Summary: Quartz: A Tool for Tuning Parallel Program Performance
Thomas E. Anderson andEdward D. Lazowska
Department of Computer Science and Engineering
University of Washington
Seattle WA 98195
Initial implementations of parallel programs typically yield disappointing performance. Tuning to improve performance is thus a
significant part of the parallel programming process. The effort required to tune a parallel program, and the level of performance that
eventually is achieved, both depend heavily on the quality of the instrumentation that is available to the programmer.
This paper describes Quartz, a new tool for tuning parallel program performance on shared memory multiprocessors. The philosophy
underlying Quartz was inspired by that of the sequential UNIX tool gprof: to appropriately direct the attention of the programmer by
efficiently measuring just those factors that are most responsible for performance and by relating these metrics to one another and to the
structure of the program. This philosophy is even more important in the parallel domain than in the sequential domain, because of the
dramatically greater number of possible metrics and the dramatically increased complexity of program structures.

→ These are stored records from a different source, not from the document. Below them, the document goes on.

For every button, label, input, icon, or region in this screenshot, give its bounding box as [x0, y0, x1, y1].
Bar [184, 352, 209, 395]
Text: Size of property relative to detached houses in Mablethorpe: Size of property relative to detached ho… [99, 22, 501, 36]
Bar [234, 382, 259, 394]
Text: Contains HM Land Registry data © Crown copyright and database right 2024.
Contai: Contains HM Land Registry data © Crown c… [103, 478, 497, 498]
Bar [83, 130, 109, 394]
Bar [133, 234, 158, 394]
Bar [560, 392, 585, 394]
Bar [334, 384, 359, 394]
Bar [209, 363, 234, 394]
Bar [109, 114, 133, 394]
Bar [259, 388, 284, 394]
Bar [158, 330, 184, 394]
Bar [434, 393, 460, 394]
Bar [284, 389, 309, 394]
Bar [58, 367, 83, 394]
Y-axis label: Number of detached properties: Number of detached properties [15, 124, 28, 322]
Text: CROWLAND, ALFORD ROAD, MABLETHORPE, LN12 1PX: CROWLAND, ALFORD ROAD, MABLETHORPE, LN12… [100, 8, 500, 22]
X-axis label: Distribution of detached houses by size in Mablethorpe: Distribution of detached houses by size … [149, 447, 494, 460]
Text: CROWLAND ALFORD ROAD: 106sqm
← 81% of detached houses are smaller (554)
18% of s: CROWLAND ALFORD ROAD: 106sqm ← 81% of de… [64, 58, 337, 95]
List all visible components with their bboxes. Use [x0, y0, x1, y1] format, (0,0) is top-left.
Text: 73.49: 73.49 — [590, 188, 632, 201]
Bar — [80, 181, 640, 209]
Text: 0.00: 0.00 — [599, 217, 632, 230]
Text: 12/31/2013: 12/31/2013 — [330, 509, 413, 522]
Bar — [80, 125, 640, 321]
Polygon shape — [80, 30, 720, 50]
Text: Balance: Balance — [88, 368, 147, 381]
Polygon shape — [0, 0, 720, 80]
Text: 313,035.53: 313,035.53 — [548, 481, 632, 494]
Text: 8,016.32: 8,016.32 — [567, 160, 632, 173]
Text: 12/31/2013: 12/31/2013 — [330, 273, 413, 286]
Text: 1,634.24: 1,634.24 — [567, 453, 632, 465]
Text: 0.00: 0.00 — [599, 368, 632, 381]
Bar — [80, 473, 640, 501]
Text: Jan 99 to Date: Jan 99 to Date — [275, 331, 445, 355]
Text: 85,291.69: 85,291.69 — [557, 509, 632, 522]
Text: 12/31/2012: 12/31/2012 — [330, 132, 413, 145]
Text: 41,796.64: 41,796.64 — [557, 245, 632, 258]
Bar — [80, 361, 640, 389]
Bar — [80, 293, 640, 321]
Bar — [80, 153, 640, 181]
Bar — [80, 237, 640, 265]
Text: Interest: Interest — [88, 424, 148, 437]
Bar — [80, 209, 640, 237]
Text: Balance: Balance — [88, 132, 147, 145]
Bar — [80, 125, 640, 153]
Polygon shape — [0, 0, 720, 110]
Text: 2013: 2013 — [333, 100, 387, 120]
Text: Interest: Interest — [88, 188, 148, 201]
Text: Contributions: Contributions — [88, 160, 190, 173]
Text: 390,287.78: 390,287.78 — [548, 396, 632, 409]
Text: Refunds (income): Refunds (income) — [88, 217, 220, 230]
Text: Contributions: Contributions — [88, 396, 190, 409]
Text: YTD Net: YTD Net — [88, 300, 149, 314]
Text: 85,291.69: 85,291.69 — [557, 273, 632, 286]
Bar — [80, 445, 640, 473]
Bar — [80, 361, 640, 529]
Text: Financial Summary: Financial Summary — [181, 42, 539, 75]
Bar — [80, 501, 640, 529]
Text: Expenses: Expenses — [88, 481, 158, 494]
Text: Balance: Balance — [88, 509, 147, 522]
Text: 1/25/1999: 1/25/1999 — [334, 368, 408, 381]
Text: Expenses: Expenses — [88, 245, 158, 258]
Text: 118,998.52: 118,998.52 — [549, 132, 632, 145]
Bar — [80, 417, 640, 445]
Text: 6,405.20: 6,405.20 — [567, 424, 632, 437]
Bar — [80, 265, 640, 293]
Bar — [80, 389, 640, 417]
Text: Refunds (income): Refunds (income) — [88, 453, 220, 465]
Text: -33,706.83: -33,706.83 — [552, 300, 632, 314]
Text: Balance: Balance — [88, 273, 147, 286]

The principal metric of Quartz is normalized processor time: the total processor time spent in each section of code divided by the number
of other processors that are concurrently busy when that section of code is being executed. Tied to the logical structure of the program, this
metric provides a "smoking gun" pointing towards those areas of the program most responsible for poor performance. This information
can be acquired efficiently by checkpointing to memory the number of busy processors and the state of each processor, and then
statistically sampling these using a dedicated processor.